Suppose I use Windows and have my camera trap photos stored on an external hard drive in a folder H:\camera_traps\site01. I add this path inside Docker Desktop's Settings > Resources > File Sharing. Then, all I need to do (for installing and running) is paste:

docker pull dzionek/easy-ct:latest
docker run -d --rm -p 3838:3838 -v H:\camera_traps\site01:/root/photos dzionek/easy-ct

After that, I wait 1 minute so that my application is ready. Then, I open my favourite web browser (say Firefox) and go to the link http://localhost:3838/. The photos stored at H:\camera_traps\site01 will be available inside Home/photos directory within the web application.

Stopping the app

If you want to close the app after using it and free your computer memory, you can do this by closing Docker. If you use Docker Desktop, make sure it is closed.

For example, on Windows, you can find Docker Desktop icon on the right side of your taskbar. If the icon is hidden, extend the list of icons with the up arrow.

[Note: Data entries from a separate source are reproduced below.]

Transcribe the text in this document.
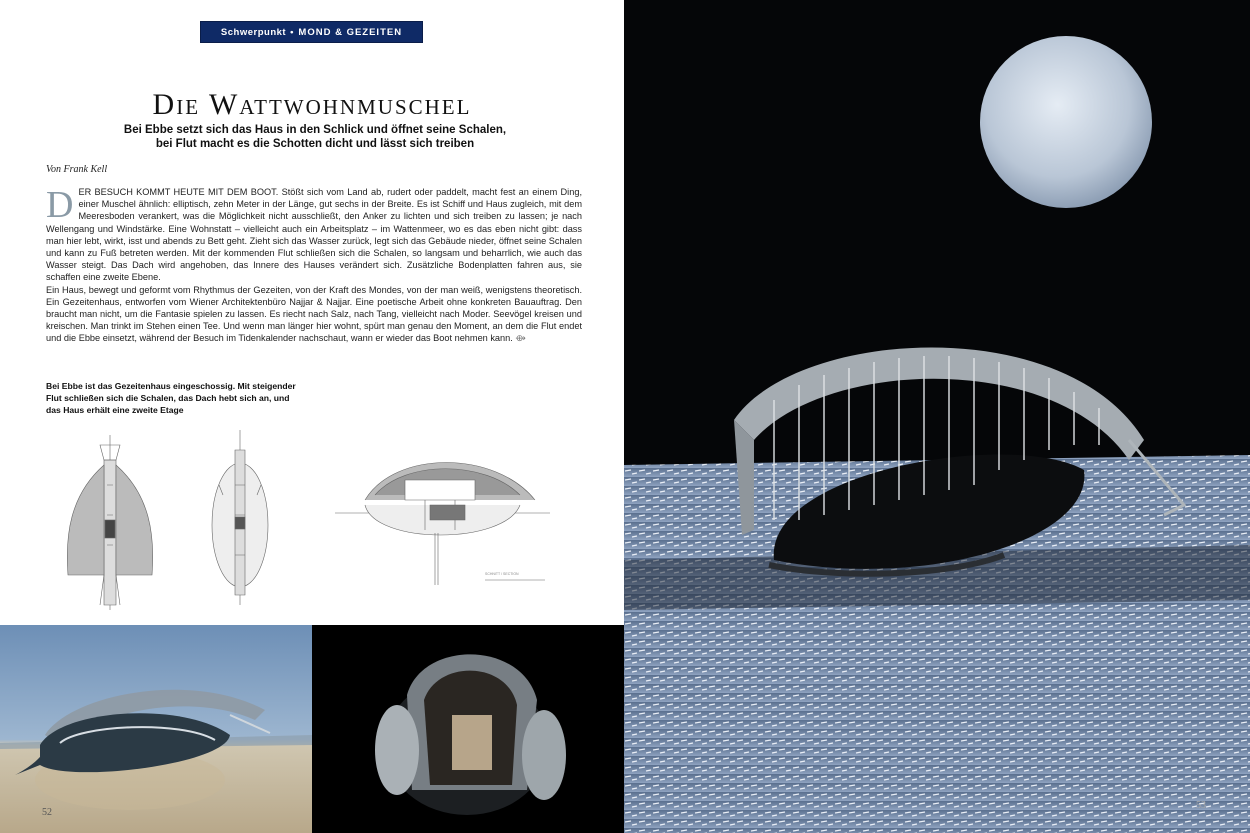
Schwerpunkt • MOND & GEZEITEN
Die Wattwohnmuschel
Bei Ebbe setzt sich das Haus in den Schlick und öffnet seine Schalen,
bei Flut macht es die Schotten dicht und lässt sich treiben
Von Frank Kell
D ER BESUCH KOMMT HEUTE MIT DEM BOOT. Stößt sich vom Land ab, rudert oder paddelt, macht fest an einem Ding, einer Muschel ähnlich: elliptisch, zehn Meter in der Länge, gut sechs in der Breite. Es ist Schiff und Haus zugleich, mit dem Meeresboden verankert, was die Möglichkeit nicht ausschließt, den Anker zu lichten und sich treiben zu lassen; je nach Wellengang und Windstärke. Eine Wohnstatt – vielleicht auch ein Arbeitsplatz – im Wattenmeer, wo es das eben nicht gibt: dass man hier lebt, wirkt, isst und abends zu Bett geht. Zieht sich das Wasser zurück, legt sich das Gebäude nieder, öffnet seine Schalen und kann zu Fuß betreten werden. Mit der kommenden Flut schließen sich die Schalen, so langsam und beharrlich, wie auch das Wasser steigt. Das Dach wird angehoben, das Innere des Hauses verändert sich. Zusätzliche Bodenplatten fahren aus, sie schaffen eine zweite Ebene.

Ein Haus, bewegt und geformt vom Rhythmus der Gezeiten, von der Kraft des Mondes, von der man weiß, wenigstens theoretisch. Ein Gezeitenhaus, entworfen vom Wiener Architektenbüro Najjar & Najjar. Eine poetische Arbeit ohne konkreten Bauauftrag. Den braucht man nicht, um die Fantasie spielen zu lassen. Es riecht nach Salz, nach Tang, vielleicht nach Moder. Seevögel kreisen und kreischen. Man trinkt im Stehen einen Tee. Und wenn man länger hier wohnt, spürt man genau den Moment, an dem die Flut endet und die Ebbe einsetzt, während der Besuch im Tidenkalender nachschaut, wann er wieder das Boot nehmen kann. ⟴

Bei Ebbe ist das Gezeitenhaus eingeschossig. Mit steigender
Flut schließen sich die Schalen, das Dach hebt sich an, und
das Haus erhält eine zweite Etage
SCHNITT / SECTION
52
53
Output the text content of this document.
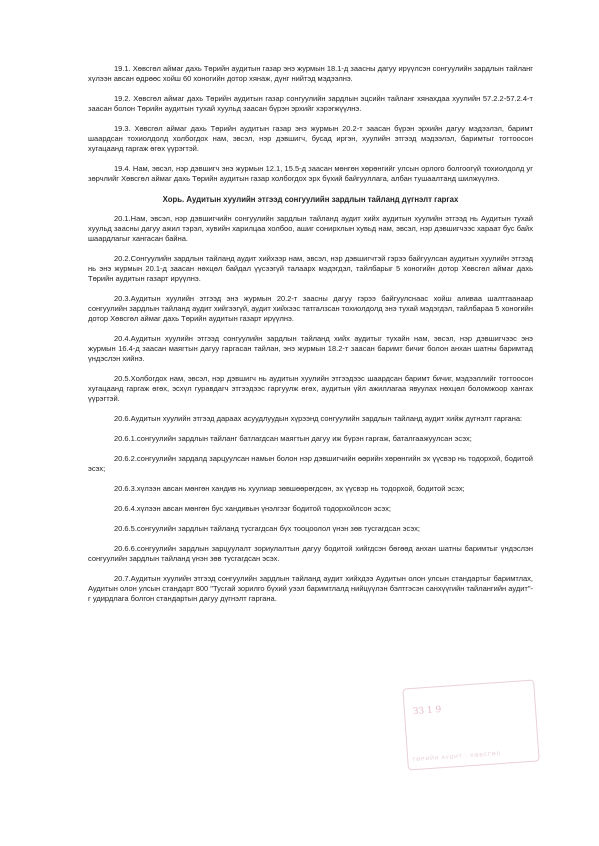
19.1. Хөвсгөл аймаг дахь Төрийн аудитын газар энэ журмын 18.1-д заасны дагуу ирүүлсэн сонгуулийн зардлын тайланг хүлээн авсан өдрөөс хойш 60 хоногийн дотор хянаж, дүнг нийтэд мэдээлнэ.

19.2. Хөвсгөл аймаг дахь Төрийн аудитын газар сонгуулийн зардлын эцсийн тайланг хянахдаа хуулийн 57.2.2-57.2.4-т заасан болон Төрийн аудитын тухай хуульд заасан бүрэн эрхийг хэрэгжүүлнэ.

19.3. Хөвсгөл аймаг дахь Төрийн аудитын газар энэ журмын 20.2-т заасан бүрэн эрхийн дагуу мэдээлэл, баримт шаардсан тохиолдолд холбогдох нам, эвсэл, нэр дэвшигч, бусад иргэн, хуулийн этгээд мэдээлэл, баримтыг тогтоосон хугацаанд гаргаж өгөх үүрэгтэй.

19.4. Нам, эвсэл, нэр дэвшигч энэ журмын 12.1, 15.5-д заасан мөнгөн хөрөнгийг улсын орлого болгоогүй тохиолдолд уг зөрчлийг Хөвсгөл аймаг дахь Төрийн аудитын газар холбогдох эрх бүхий байгууллага, албан тушаалтанд шилжүүлнэ.

Хорь. Аудитын хуулийн этгээд сонгуулийн зардлын тайланд дүгнэлт гаргах

20.1.Нам, эвсэл, нэр дэвшигчийн сонгуулийн зардлын тайланд аудит хийх аудитын хуулийн этгээд нь Аудитын тухай хуульд заасны дагуу ажил тэрэл, хувийн харилцаа холбоо, ашиг сонирхлын хувьд нам, эвсэл, нэр дэвшигчээс хараат бус байх шаардлагыг хангасан байна.

20.2.Сонгуулийн зардлын тайланд аудит хийхээр нам, эвсэл, нэр дэвшигчтэй гэрээ байгуулсан аудитын хуулийн этгээд нь энэ журмын 20.1-д заасан нөхцөл байдал үүсээгүй талаарх мэдэгдэл, тайлбарыг 5 хоногийн дотор Хөвсгөл аймаг дахь Төрийн аудитын газарт ирүүлнэ.

20.3.Аудитын хуулийн этгээд энэ журмын 20.2-т заасны дагуу гэрээ байгуулснаас хойш аливаа шалтгаанаар сонгуулийн зардлын тайланд аудит хийгээгүй, аудит хийхээс татгалзсан тохиолдолд энэ тухай мэдэгдэл, тайлбараа 5 хоногийн дотор Хөвсгөл аймаг дахь Төрийн аудитын газарт ирүүлнэ.

20.4.Аудитын хуулийн этгээд сонгуулийн зардлын тайланд хийх аудитыг тухайн нам, эвсэл, нэр дэвшигчээс энэ журмын 16.4-д заасан маягтын дагуу гаргасан тайлан, энэ журмын 18.2-т заасан баримт бичиг болон анхан шатны баримтад үндэслэн хийнэ.

20.5.Холбогдох нам, эвсэл, нэр дэвшигч нь аудитын хуулийн этгээдээс шаардсан баримт бичиг, мэдээллийг тогтоосон хугацаанд гаргаж өгөх, эсхүл гуравдагч этгээдээс гаргуулж өгөх, аудитын үйл ажиллагаа явуулах нөхцөл боломжоор хангах үүрэгтэй.

20.6.Аудитын хуулийн этгээд дараах асуудлуудын хүрээнд сонгуулийн зардлын тайланд аудит хийж дүгнэлт гаргана:

20.6.1.сонгуулийн зардлын тайланг батлагдсан маягтын дагуу иж бүрэн гаргаж, баталгаажуулсан эсэх;

20.6.2.сонгуулийн зардалд зарцуулсан намын болон нэр дэвшигчийн өөрийн хөрөнгийн эх үүсвэр нь тодорхой, бодитой эсэх;

20.6.3.хүлээн авсан мөнгөн хандив нь хуулиар зөвшөөрөгдсөн, эх үүсвэр нь тодорхой, бодитой эсэх;

20.6.4.хүлээн авсан мөнгөн бус хандивын үнэлгээг бодитой тодорхойлсон эсэх;

20.6.5.сонгуулийн зардлын тайланд тусгагдсан бүх тооцоолол үнэн зөв тусгагдсан эсэх;

20.6.6.сонгуулийн зардлын зарцуулалт зориулалтын дагуу бодитой хийгдсэн бөгөөд анхан шатны баримтыг үндэслэн сонгуулийн зардлын тайланд үнэн зөв тусгагдсан эсэх.

20.7.Аудитын хуулийн этгээд сонгуулийн зардлын тайланд аудит хийхдээ Аудитын олон улсын стандартыг баримтлах, Аудитын олон улсын стандарт 800 "Тусгай зорилго бүхий уээл баримтлалд нийцүүлэн бэлтгэсэн санхүүгийн тайлангийн аудит"-г удирдлага болгон стандартын дагуу дүгнэлт гаргана.

ЗЗ 1 9
ТӨРИЙН АУДИТ · ХӨВСГӨЛ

Note that when you want to open the app again, you will need to open Docker and use the command from Running the app section:

docker run -d --rm -p 3838:3838 -v [PUT YOUR PATH HERE]:/root/photos dzionek/easy-ct

Updating the app

If you want to update the app, you need to stop it first. Then, open Docker and use the command from Installing the app section:

docker pull dzionek/easy-ct:latest

If your app can be updated, this will pull the latest image. If your version is up to date, you will see Status: Image is up to date for dzionek/easy-ct:latest.

Author

The project was created by Bartosz Dzionek during his Research Experience Placement 2021 at the Zoological Society of London and Imperial College London. Many thanks to Dr. Marcus Rowcliffe, Verity Miles, and others for supervision and great advice.

The application is based on a binary classifier developed by the ZSL and available at https://github.com/Zoological-Society-of-London/camtrap_classifier.

Contributing

Pull requests are welcome. You can build your Docker image locally using:

docker build -t dzionek/easy-ct:test . 

For major changes, please open an issue first to discuss what you would like to change.

License

This project is licensed under the MIT License - see the LICENSE file for details.